Catcall – The Collapse Board Interview
by Bianca Valentino
Catcall is the latest musical project from Sydney-based musician Catherine Kelleher. Kelleher first performed as frontwoman for Australian DIY punk band Kiosk in the early 00s. Upon returning home from a 2006 Kiosk US tour Kelleher had a life changing moment (which she talks about here) and after much soul searching decided to create Catcall — an electro hip-pop delight.
I noticed on Twitter today you posted a photo of contents from a box you’d been going through that your mum had kept from when you were younger.
[Laughs] Oh yeah! I’m at my mum’s at the moment. My sister told me that she had discovered this box of things mum had — there’s all these letters we’d written mum and dad. The letters to Santa are so funny!
I noticed that. I know you grew you listening to a lot of the same music I have like Fugazi and other punk bands. Your Christmas wish list/letter to Santa featured requests for a Bush CD and a Michael Flatley Lord Of The Dance CD!
[Laughs] Yeah I was 11 or 12, and I was really confused. There was a Reef CD on that list as well. Around that time I was listening to a lot of chart stuff like Bush and bands like Everclear and Australian stuff like early 90s Powderfinger and Grinspoon. It was a funny time [laughs].
A request for your first concert ticket was also on the list.
Yeah, Homebake festival! It was when I was 12. I didn’t actually get to Homebake until I was 14 because my mum wouldn’t let me go. My first concert ended up being a Killing Heidi concert when I was 12; it was an all-ages show.
I found out about Catcall and what you do from Nathan (Howdeshell) of The Gossip. I thought it funny that I found out about an Australian artist via someone from overseas!
[Laughs] That’s cool! My first band [Kiosk] toured with The Gossip. In 2007 Catcall — a really early stage of the project – played with them. When I was in Kiosk we ended up playing Nathan’s parties in Portland when we got to tour America. Portland is really fun. Nathan used to run this night called Dunes at a disco. Portland is awesome, all the kids that he’s friends with are awesome and it’s so beautiful there. There’s so much going on for artists. Every two weeks they have a Thursday night where all the art galleries open and everyone moves from gallery to gallery.
Can you tell me about the feeling that you get on stage when you perform?

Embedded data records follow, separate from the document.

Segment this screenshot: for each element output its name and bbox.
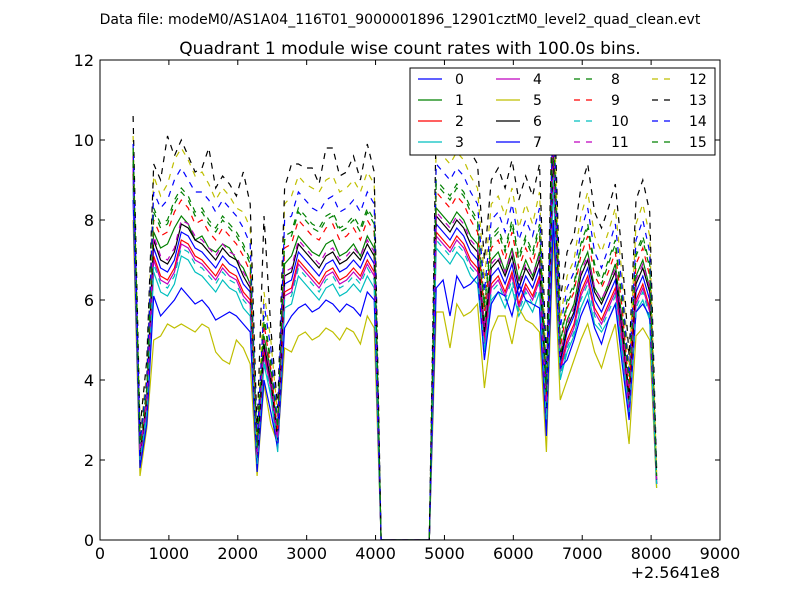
legend-item-7: 7 xyxy=(496,135,542,151)
legend-item-11: 11 xyxy=(574,135,629,151)
x-tick-label: 3000 xyxy=(286,544,327,563)
legend-label-14: 14 xyxy=(689,114,707,130)
x-tick-label: 1000 xyxy=(149,544,190,563)
legend-item-14: 14 xyxy=(652,114,707,130)
legend-label-8: 8 xyxy=(611,72,620,88)
y-tick-label: 10 xyxy=(74,131,94,150)
legend-label-3: 3 xyxy=(455,135,464,151)
y-tick-label: 2 xyxy=(84,451,94,470)
legend-item-5: 5 xyxy=(496,93,542,109)
legend-item-6: 6 xyxy=(496,114,542,130)
series-line-3 xyxy=(132,183,658,540)
x-tick-label: 8000 xyxy=(631,544,672,563)
x-tick-label: 5000 xyxy=(424,544,465,563)
y-tick-label: 0 xyxy=(84,531,94,550)
y-tick-label: 12 xyxy=(74,51,94,70)
legend-label-10: 10 xyxy=(611,114,629,130)
legend-label-0: 0 xyxy=(455,72,464,88)
x-tick-label: 0 xyxy=(95,544,105,563)
plot-frame xyxy=(99,59,721,541)
legend-item-4: 4 xyxy=(496,72,542,88)
series-line-8 xyxy=(132,115,658,540)
x-tick-label: 6000 xyxy=(493,544,534,563)
legend-item-3: 3 xyxy=(418,135,464,151)
legend-label-7: 7 xyxy=(533,135,542,151)
chart-suptitle: Data file: modeM0/AS1A04_116T01_90000018… xyxy=(100,12,701,28)
x-tick-label: 2000 xyxy=(217,544,258,563)
legend-item-9: 9 xyxy=(574,93,620,109)
series-line-10 xyxy=(132,175,658,540)
legend-label-15: 15 xyxy=(689,135,707,151)
series-line-2 xyxy=(132,163,658,540)
x-tick-label: 7000 xyxy=(562,544,603,563)
y-tick-label: 8 xyxy=(84,211,94,230)
axis-ticks: 0 1000 2000 3000 4000 5000 6000 7000 8000 9000 0 2 4… xyxy=(74,51,741,563)
legend-item-2: 2 xyxy=(418,114,464,130)
legend-label-12: 12 xyxy=(689,72,707,88)
legend-label-6: 6 xyxy=(533,114,542,130)
series-line-5 xyxy=(132,219,658,540)
chart-title: Quadrant 1 module wise count rates with … xyxy=(179,39,640,59)
legend-item-13: 13 xyxy=(652,93,707,109)
series-line-1 xyxy=(132,139,658,540)
series-line-4 xyxy=(132,167,658,540)
legend-label-9: 9 xyxy=(611,93,620,109)
legend-label-4: 4 xyxy=(533,72,542,88)
y-tick-label: 6 xyxy=(84,291,94,310)
legend-item-12: 12 xyxy=(652,72,707,88)
series-line-14 xyxy=(132,99,658,540)
x-tick-label: 4000 xyxy=(355,544,396,563)
legend-item-8: 8 xyxy=(574,72,620,88)
x-tick-label: 9000 xyxy=(700,544,741,563)
legend-label-13: 13 xyxy=(689,93,707,109)
legend-label-1: 1 xyxy=(455,93,464,109)
series-line-7 xyxy=(132,199,658,540)
legend-item-1: 1 xyxy=(418,93,464,109)
legend-label-2: 2 xyxy=(455,114,464,130)
legend-label-11: 11 xyxy=(611,135,629,151)
series-line-11 xyxy=(132,143,658,540)
series-line-9 xyxy=(132,123,658,540)
series-layer xyxy=(132,67,658,540)
y-tick-label: 4 xyxy=(84,371,94,390)
legend-item-10: 10 xyxy=(574,114,629,130)
series-line-6 xyxy=(132,147,658,540)
legend-item-15: 15 xyxy=(652,135,707,151)
series-line-15 xyxy=(132,119,658,540)
legend-label-5: 5 xyxy=(533,93,542,109)
series-line-0 xyxy=(132,155,658,540)
legend-box xyxy=(409,67,716,156)
legend-item-0: 0 xyxy=(418,72,464,88)
x-offset-label: +2.5641e8 xyxy=(631,563,720,582)
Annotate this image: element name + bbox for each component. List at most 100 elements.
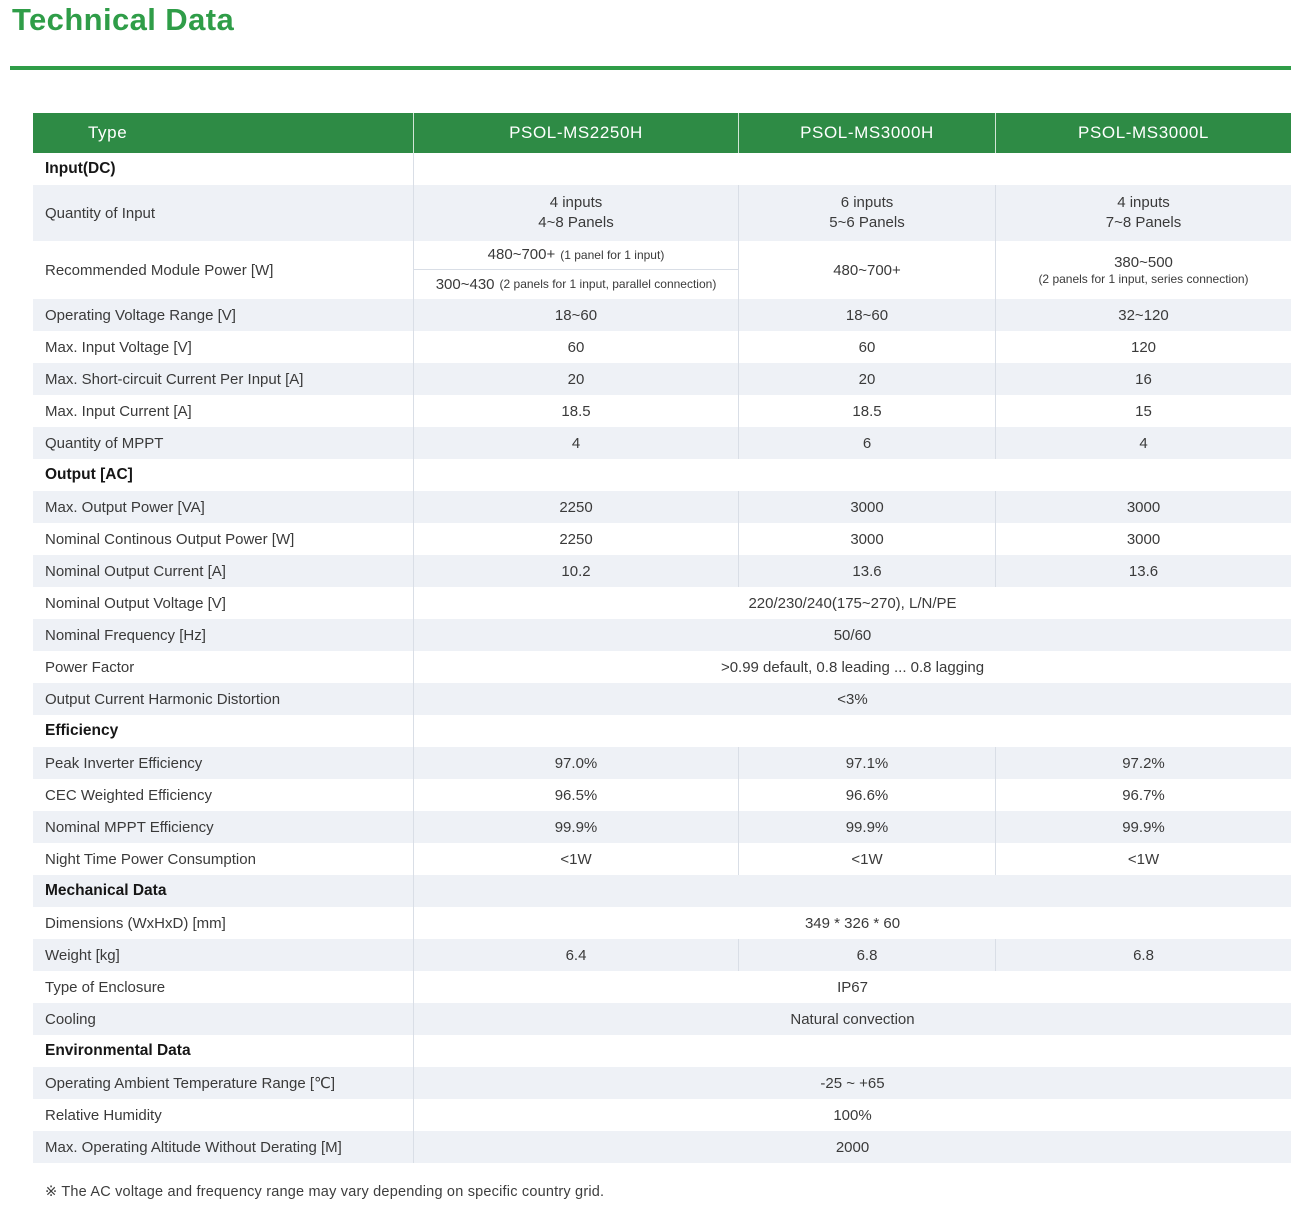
header-cell-model-1: PSOL-MS2250H <box>413 113 738 153</box>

It’s happy. It’s my happy place. I’d rather be onstage or in my bed sleeping [laughs]. It’s almost like a meditation place for me. I kind of just zone out when I’m onstage. It’s where I’m having the most fun and I’m also at my most peaceful. Sometimes it might be different. It depends, if I’m having a bad show I’m not in that peaceful place, I’m really aware of things not going well — the show feels like it’s going on for an eternity. Most of the time I’m having a really great time and the show feels over in like five seconds.
As a solo artist, being right out the front, are you comfortable out there?
Definitely! I feel really comfortable on stage. The early stages of the project when I was playing live were really under-formed. When I look back on it now I can’t believe that I did that because that show wasn’t very prepared or strong. I think I can get through any show though now that I’ve had the experience of forming something in front of people. It was the same with Kiosk, I felt we grew up in front of people. The Catcall show has grown up in front of people; there was a clear progression between the early under-formed stage of it to what it is now. I feel that confidence has been maintained maybe the whole time and now I just draw on the fact that I had it earlier on and did what I did to feel even more confident now — I feel a lot stronger now.
How old where you when you first started making music?
I was 17. I was in Kiosk. I’d never played anything before we started the band. I brought a keyboard and then we got a drum kit and guitars somehow, we had a jam and that’s how everything started – we put together some songs. Since then I’ve been pretty consistent for the last six or seven years.
What musicians did you idolize growing up? You were a fan of Hole and The Go-Go’s?
Yeah, yeah, I was a big fan of Sonic Youth growing up! I only became obsessed with The Go-Go’s in the last four or five years, when I was 20. Hole … you know how at the time you probably wouldn’t admit that you’re into Hole but then looking back you go, “Oh my god they were awesome!”
I’ve been a big Hole fan since the 90s. I’m actually sitting in my office right now looking at a 1995 Hole Australian tour poster that’s got a Barbie kind of image on it.
Wow! That’s awesome. I also started getting into Bikini Kill — that was pretty inspirational. Then there’s all the punk bands I like: The Germs, Black Flag — they were all exciting to me. Sonic Youth and Kim Gordon was really inspiring. Fleetwood Mac and Christine McVie have been really influential recently. I’m obsessed with Fleetwood Mac.